Voishan remains precedent in “above-the-guidelines” cases.

  • Voishan v. Palma, 327 Md. 318 (1992).

In Voishan, the Court of Appeals addressed a mother’s Motion to Modify Child Support.  The trial court granted the mother’s motion and ordered the father to double the amount of support he was paying for the parties’ only minor child.  Evidence was presented in support of the motion for modification which revealed that the father was earning $145,000 per year and the mother was earning $30,000 per year.  The combined adjusted actual income of the parties was therefore $175,000 a year or $14,583 per month.  At the time, the Maryland Child Support Guidelines established through Md. Family Law Code Ann. § 12-204(e) only set guidelines for a combined adjusted actual income of $10,000 per month.  In order to address cases, such as this, where the parties monthly income exceeded the guidelines, the legislature provided trial court’s with the discretion to set the amount of child support under Md. Family Law Code Ann. § 12-204(d).
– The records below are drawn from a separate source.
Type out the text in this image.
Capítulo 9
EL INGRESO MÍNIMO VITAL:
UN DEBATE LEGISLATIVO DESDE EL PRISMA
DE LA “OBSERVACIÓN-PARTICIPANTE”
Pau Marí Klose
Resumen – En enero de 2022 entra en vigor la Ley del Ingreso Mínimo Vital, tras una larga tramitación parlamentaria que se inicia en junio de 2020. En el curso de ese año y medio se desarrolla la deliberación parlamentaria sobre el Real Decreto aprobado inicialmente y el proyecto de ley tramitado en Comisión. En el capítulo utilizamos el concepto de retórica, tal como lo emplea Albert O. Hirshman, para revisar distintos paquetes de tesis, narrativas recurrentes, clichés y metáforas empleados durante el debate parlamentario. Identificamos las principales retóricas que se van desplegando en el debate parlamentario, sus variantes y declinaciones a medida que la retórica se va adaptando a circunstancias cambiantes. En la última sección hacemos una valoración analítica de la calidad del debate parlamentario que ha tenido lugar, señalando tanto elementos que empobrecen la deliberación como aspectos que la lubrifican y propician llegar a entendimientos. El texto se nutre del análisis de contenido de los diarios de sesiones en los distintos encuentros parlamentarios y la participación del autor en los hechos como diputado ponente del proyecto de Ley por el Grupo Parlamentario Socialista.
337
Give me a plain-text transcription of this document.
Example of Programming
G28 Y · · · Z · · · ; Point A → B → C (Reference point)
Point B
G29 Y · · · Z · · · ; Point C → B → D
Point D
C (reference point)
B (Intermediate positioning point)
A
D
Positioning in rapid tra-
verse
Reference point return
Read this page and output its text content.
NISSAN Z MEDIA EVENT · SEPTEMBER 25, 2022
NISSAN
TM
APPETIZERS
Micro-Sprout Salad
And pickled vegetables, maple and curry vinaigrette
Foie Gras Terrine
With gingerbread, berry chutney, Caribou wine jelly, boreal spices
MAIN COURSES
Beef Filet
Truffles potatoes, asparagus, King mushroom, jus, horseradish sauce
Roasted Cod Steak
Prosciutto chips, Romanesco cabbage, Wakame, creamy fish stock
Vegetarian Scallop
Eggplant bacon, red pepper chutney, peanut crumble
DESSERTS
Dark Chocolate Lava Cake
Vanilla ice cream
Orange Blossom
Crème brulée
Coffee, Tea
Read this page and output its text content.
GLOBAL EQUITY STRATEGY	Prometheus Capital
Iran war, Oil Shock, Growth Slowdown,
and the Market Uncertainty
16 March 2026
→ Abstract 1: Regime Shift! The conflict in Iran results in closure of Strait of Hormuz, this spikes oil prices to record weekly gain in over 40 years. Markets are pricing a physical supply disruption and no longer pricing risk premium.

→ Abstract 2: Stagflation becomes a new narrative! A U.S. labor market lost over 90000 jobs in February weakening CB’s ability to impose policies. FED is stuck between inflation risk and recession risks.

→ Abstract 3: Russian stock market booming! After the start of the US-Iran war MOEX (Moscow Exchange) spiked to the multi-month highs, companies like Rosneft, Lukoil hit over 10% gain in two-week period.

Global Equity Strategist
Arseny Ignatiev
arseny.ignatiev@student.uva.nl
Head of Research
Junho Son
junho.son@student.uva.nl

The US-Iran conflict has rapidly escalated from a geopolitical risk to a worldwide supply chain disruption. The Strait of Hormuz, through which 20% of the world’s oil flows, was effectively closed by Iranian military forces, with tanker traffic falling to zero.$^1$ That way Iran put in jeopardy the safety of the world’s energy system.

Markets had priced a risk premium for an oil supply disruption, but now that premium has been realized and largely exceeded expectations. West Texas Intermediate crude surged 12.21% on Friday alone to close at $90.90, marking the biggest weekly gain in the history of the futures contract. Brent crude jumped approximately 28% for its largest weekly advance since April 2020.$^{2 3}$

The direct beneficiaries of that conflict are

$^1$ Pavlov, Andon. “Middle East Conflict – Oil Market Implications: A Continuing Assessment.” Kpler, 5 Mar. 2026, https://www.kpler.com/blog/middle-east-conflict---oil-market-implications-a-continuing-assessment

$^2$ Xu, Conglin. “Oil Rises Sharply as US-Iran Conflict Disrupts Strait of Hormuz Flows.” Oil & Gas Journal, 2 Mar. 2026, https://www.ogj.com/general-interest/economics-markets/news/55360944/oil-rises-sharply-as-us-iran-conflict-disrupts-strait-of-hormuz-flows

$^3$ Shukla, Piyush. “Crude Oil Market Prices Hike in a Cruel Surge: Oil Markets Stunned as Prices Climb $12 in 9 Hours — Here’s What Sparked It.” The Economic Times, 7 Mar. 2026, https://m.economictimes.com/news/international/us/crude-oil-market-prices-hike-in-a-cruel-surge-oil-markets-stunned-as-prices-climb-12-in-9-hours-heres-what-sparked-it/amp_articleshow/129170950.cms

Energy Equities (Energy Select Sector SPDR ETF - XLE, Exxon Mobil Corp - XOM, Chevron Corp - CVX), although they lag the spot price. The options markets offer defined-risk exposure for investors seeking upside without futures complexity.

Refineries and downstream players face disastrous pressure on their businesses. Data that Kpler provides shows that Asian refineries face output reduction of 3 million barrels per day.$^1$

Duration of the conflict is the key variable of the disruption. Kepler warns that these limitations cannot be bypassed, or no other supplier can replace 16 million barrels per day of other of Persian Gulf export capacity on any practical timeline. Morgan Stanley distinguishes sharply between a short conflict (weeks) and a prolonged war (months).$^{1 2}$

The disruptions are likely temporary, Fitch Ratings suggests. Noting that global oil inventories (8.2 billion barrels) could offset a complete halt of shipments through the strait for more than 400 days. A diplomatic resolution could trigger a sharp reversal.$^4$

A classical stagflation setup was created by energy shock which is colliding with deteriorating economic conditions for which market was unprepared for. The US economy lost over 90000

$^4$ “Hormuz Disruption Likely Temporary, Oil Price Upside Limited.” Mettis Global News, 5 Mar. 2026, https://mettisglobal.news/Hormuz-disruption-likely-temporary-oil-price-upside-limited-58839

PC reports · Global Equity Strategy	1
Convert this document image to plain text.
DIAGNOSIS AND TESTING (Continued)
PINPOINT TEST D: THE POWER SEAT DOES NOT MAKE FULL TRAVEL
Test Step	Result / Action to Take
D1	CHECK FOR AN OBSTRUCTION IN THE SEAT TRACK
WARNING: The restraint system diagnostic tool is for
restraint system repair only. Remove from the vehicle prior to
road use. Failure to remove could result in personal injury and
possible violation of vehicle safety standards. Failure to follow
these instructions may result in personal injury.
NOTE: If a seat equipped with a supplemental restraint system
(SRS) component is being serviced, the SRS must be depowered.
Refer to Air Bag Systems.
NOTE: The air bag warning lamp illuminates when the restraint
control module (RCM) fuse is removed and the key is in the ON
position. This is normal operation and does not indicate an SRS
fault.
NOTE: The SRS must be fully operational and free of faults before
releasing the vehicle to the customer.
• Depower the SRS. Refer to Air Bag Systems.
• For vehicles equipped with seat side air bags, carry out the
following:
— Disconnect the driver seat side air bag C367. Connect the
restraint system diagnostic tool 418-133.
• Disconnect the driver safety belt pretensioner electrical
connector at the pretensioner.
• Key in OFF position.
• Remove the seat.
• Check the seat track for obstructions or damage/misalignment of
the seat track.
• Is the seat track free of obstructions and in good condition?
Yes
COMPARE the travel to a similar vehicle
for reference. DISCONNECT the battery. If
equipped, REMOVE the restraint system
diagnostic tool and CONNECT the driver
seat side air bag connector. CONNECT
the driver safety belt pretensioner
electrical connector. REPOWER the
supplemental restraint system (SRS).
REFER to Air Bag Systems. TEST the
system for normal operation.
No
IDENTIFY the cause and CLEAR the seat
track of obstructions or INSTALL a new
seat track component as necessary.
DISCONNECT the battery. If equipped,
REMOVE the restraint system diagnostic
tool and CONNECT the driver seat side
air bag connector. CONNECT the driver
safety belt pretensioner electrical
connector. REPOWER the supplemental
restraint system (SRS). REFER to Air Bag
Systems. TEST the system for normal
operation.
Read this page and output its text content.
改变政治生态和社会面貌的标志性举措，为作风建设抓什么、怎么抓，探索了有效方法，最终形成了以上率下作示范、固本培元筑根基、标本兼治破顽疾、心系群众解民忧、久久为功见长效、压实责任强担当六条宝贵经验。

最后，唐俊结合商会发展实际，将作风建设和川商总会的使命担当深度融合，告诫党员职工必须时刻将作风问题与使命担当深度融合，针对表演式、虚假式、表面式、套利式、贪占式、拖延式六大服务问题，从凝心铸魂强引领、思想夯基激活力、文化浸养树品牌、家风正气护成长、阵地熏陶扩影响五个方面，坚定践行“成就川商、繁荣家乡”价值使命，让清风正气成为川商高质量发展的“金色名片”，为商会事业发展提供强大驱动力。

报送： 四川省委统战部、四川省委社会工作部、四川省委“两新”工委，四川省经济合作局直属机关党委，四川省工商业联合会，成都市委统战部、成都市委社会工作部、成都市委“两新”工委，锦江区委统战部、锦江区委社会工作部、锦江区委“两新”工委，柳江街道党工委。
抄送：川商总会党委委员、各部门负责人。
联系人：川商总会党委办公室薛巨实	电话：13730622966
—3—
The Court of Appeals addressed contentions made by the father that the legislature intended to cap the child support obligation at the $10,000 guideline ceiling by concluding that had the legislature intended this, it would have stated so in the statute and it would not have granted such discretion to the trial courts.  Further, the COA stated that employing a ceiling on child support obligations would self-defeat the policy of the guidelines to allow a child to enjoy the “standard of living consonant with that he or she would have experienced had the parents remained married.”  The Court of Appeals also provided guidance for future decisions in above guidelines cases by establishing that although the guidelines set out in § 12-204(e) may not apply, “the general principles from which the schedule was derived should not be ignored” and that “trial judges should bear in mind the guidelines’ underlying principles when deciding matters within their discretion.”  Further, it was concluded that the child support obligation shall be shared between the parents in proportion to their adjusted actual income because this principle underlies the Income Shares Model that Maryland employs as its basis for child support.  The Court of Appeals also stated that “the trial judge should examine the needs of the child in light of the parents’ resources and determine the amount of support necessary to ensure that the child’s standard of living does not suffer because of the parents’ separation.”  Ultimately, the Court of Appeals affirmed the trial court’s modification of the father’s child support obligation.